Para que não haja dúvidas, o general Vasco Lourenço, mestre da GOL (a verdadeira, a da Bayer), veio hoje a terreiro declarar que os bons princípios da Maçonaria estão a ser subvertidos pelos "maus" maçons. A estes chamou de "gangs", que só desprestigiam a irmandade e devem ser combatidos. Não está certo...
Avizinham-se sangrentas guerras de "gangs" nas ruas da capital do reino da hipocrisia.

2012/01/02

As origens da crise e os votos do bispo do Porto

Os primeiros minutos de 2012 trouxeram-me uma surpresa. Estava com um grupo amigos, numa situação informal de celebração da passagem do ano, e a conversa foi parar à crise e ao futuro do país. Um dos presentes falava-nos da filha, economista a trabalhar desde há pouco tempo em Espanha, numa situação de desafogo e privilégio. O pai tinha-lhe pedido que descrevesse o seu novo trabalho. Ela contou-lhe que uma das suas tarefas, no quadro da gestão de "recursos humanos", era despedir pessoal. Em tempo de crise a tarefa não era simples nem agradável, mas tinha de ser cumprida em nome das boas e sacrossantas normas de gestão.
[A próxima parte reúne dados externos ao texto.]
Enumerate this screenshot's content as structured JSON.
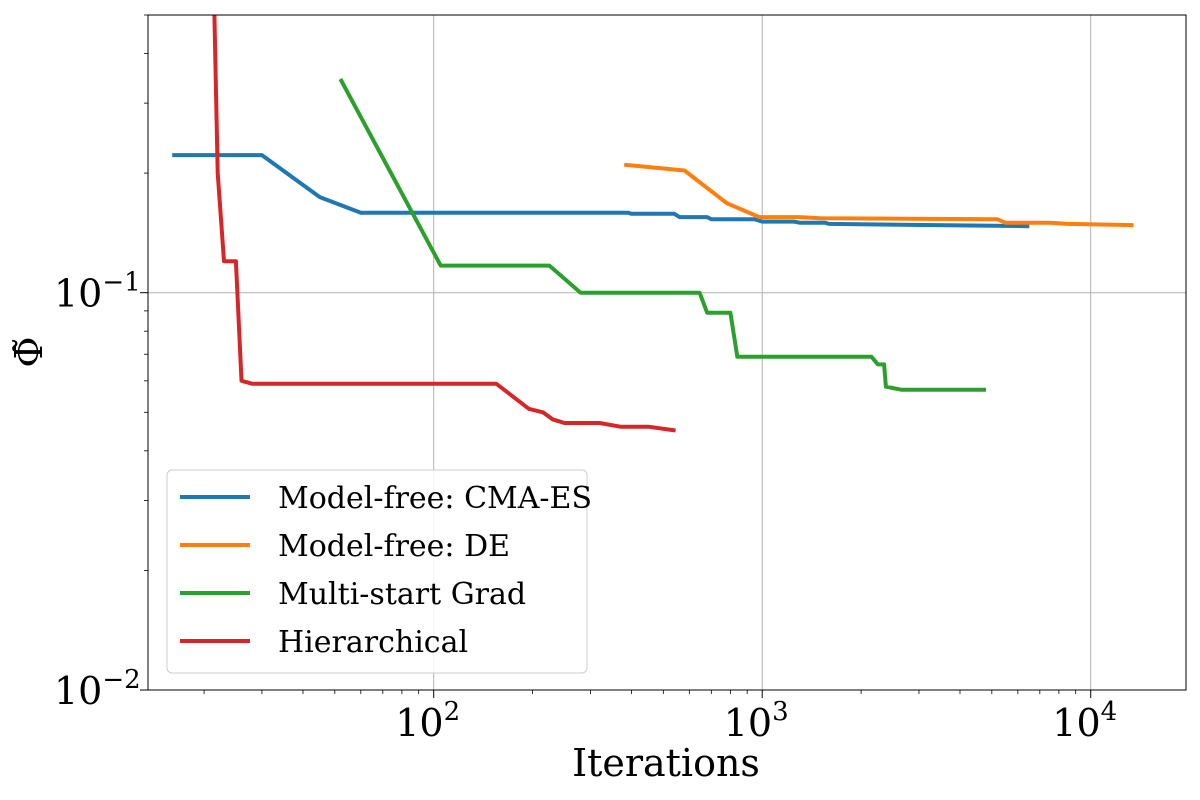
{
  "chart_data": {
    "type": "line",
    "xlabel": "Iterations",
    "ylabel": "Φ̃",
    "xscale": "log",
    "yscale": "log",
    "xlim": [
      13.5,
      19500
    ],
    "ylim": [
      0.01,
      0.5
    ],
    "grid": true,
    "legend_position": "lower-left",
    "xticks": [
      {
        "value": 100,
        "base": "10",
        "exp": "2"
      },
      {
        "value": 1000,
        "base": "10",
        "exp": "3"
      },
      {
        "value": 10000,
        "base": "10",
        "exp": "4"
      }
    ],
    "yticks": [
      {
        "value": 0.01,
        "base": "10",
        "exp": "−2"
      },
      {
        "value": 0.1,
        "base": "10",
        "exp": "−1"
      }
    ],
    "series": [
      {
        "name": "Model-free: CMA-ES",
        "color": "#1f77b4",
        "x": [
          16,
          30,
          45,
          60,
          390,
          400,
          540,
          560,
          680,
          700,
          950,
          1000,
          1250,
          1300,
          1550,
          1600,
          6500
        ],
        "y": [
          0.222,
          0.222,
          0.174,
          0.159,
          0.159,
          0.158,
          0.158,
          0.155,
          0.155,
          0.153,
          0.153,
          0.151,
          0.151,
          0.15,
          0.15,
          0.149,
          0.147
        ]
      },
      {
        "name": "Model-free: DE",
        "color": "#ff7f0e",
        "x": [
          380,
          580,
          780,
          980,
          1300,
          1500,
          5200,
          5500,
          7500,
          8500,
          13500
        ],
        "y": [
          0.21,
          0.203,
          0.168,
          0.155,
          0.155,
          0.154,
          0.153,
          0.15,
          0.15,
          0.149,
          0.148
        ]
      },
      {
        "name": "Multi-start Grad",
        "color": "#2ca02c",
        "x": [
          52,
          105,
          225,
          280,
          645,
          680,
          800,
          840,
          2150,
          2250,
          2350,
          2380,
          2650,
          4800
        ],
        "y": [
          0.345,
          0.117,
          0.117,
          0.1,
          0.1,
          0.089,
          0.089,
          0.069,
          0.069,
          0.066,
          0.066,
          0.058,
          0.057,
          0.057
        ]
      },
      {
        "name": "Hierarchical",
        "color": "#d62728",
        "x": [
          21.5,
          22,
          23,
          25,
          26,
          28,
          155,
          195,
          215,
          230,
          250,
          280,
          320,
          370,
          450,
          545
        ],
        "y": [
          0.5,
          0.2,
          0.12,
          0.12,
          0.06,
          0.059,
          0.059,
          0.051,
          0.05,
          0.048,
          0.047,
          0.047,
          0.047,
          0.046,
          0.046,
          0.045
        ],
        "y_detail": true
      }
    ]
  }
}
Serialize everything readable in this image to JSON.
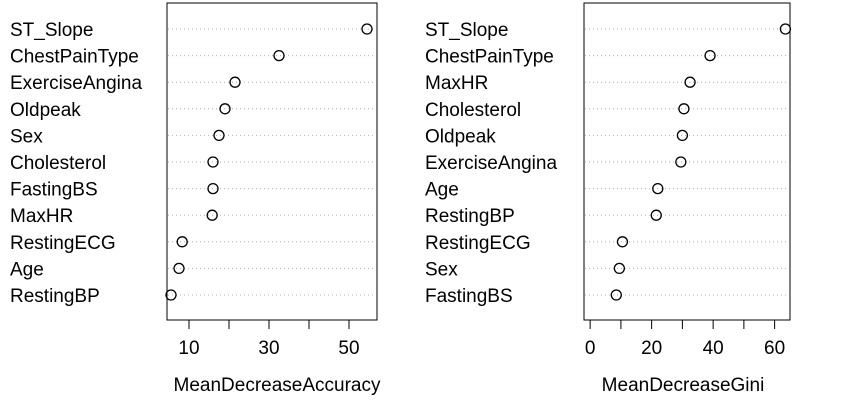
{
  "chart_data": [
    {
      "type": "dotchart",
      "xlabel": "MeanDecreaseAccuracy",
      "xlim": [
        4.5,
        57
      ],
      "xticks": [
        10,
        20,
        30,
        40,
        50
      ],
      "xtick_labels": [
        "10",
        "",
        "30",
        "",
        "50"
      ],
      "grid": "dotted horizontal lines",
      "categories": [
        "ST_Slope",
        "ChestPainType",
        "ExerciseAngina",
        "Oldpeak",
        "Sex",
        "Cholesterol",
        "FastingBS",
        "MaxHR",
        "RestingECG",
        "Age",
        "RestingBP"
      ],
      "values": [
        54.5,
        32.5,
        21.5,
        19,
        17.5,
        16,
        16,
        15.8,
        8.3,
        7.5,
        5.5
      ]
    },
    {
      "type": "dotchart",
      "xlabel": "MeanDecreaseGini",
      "xlim": [
        -2,
        65
      ],
      "xticks": [
        0,
        10,
        20,
        30,
        40,
        50,
        60
      ],
      "xtick_labels": [
        "0",
        "",
        "20",
        "",
        "40",
        "",
        "60"
      ],
      "grid": "dotted horizontal lines",
      "categories": [
        "ST_Slope",
        "ChestPainType",
        "MaxHR",
        "Cholesterol",
        "Oldpeak",
        "ExerciseAngina",
        "Age",
        "RestingBP",
        "RestingECG",
        "Sex",
        "FastingBS"
      ],
      "values": [
        63.5,
        39,
        32.5,
        30.5,
        30,
        29.5,
        22,
        21.5,
        10.5,
        9.5,
        8.5
      ]
    }
  ]
}
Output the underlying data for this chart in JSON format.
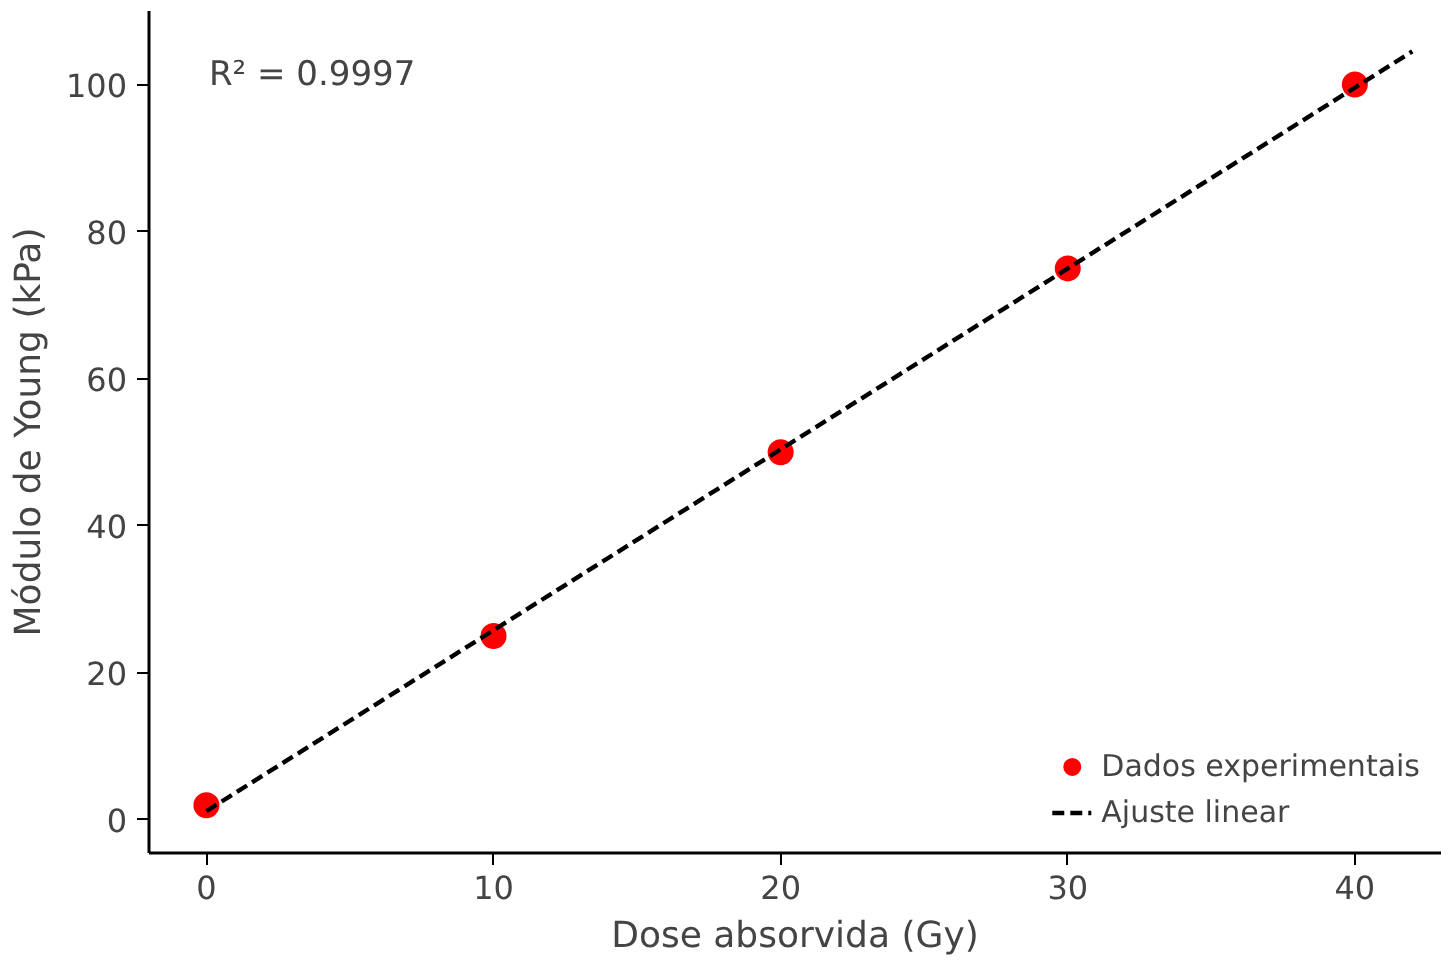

Perante uma divergência de opinião sobre este assunto, o pai disse-lhe que quando estivesse a cumprir essa sua função se lembrasse das suas origens. Antes de despedir alguém, ter-lhe-á sugerido, tinha de ver para além dos números e das estatísticas. Só havia uma atitude correcta a ter num caso destes. Tinha de se lembrar que estava perante um ser humano, certamente com família, não de um robô ou de uma qualquer máquina que constasse do imobilizado da empresa.
Algum tempo depois, a filha contava ao pai que tinha sido encarregada de despedir um funcionário, português como ela, originário da mesma região, que a conhecia a si e à sua família. "Tu vais-me despedir," ter-lhe-á dito, "e vais continuar a poder dar de comer aos teus filhos, mas eu vou deixar de poder alimentar os meus." Antes de consumar o despedimento do funcionário, ela apresentou a sua própria demissão.
Fui apanhado de surpresa com este relato, confesso. O pai contava isto com um enorme, óbvio e justificado orgulho. Não há, de facto, nenhuma outra alternativa eticamente defensável.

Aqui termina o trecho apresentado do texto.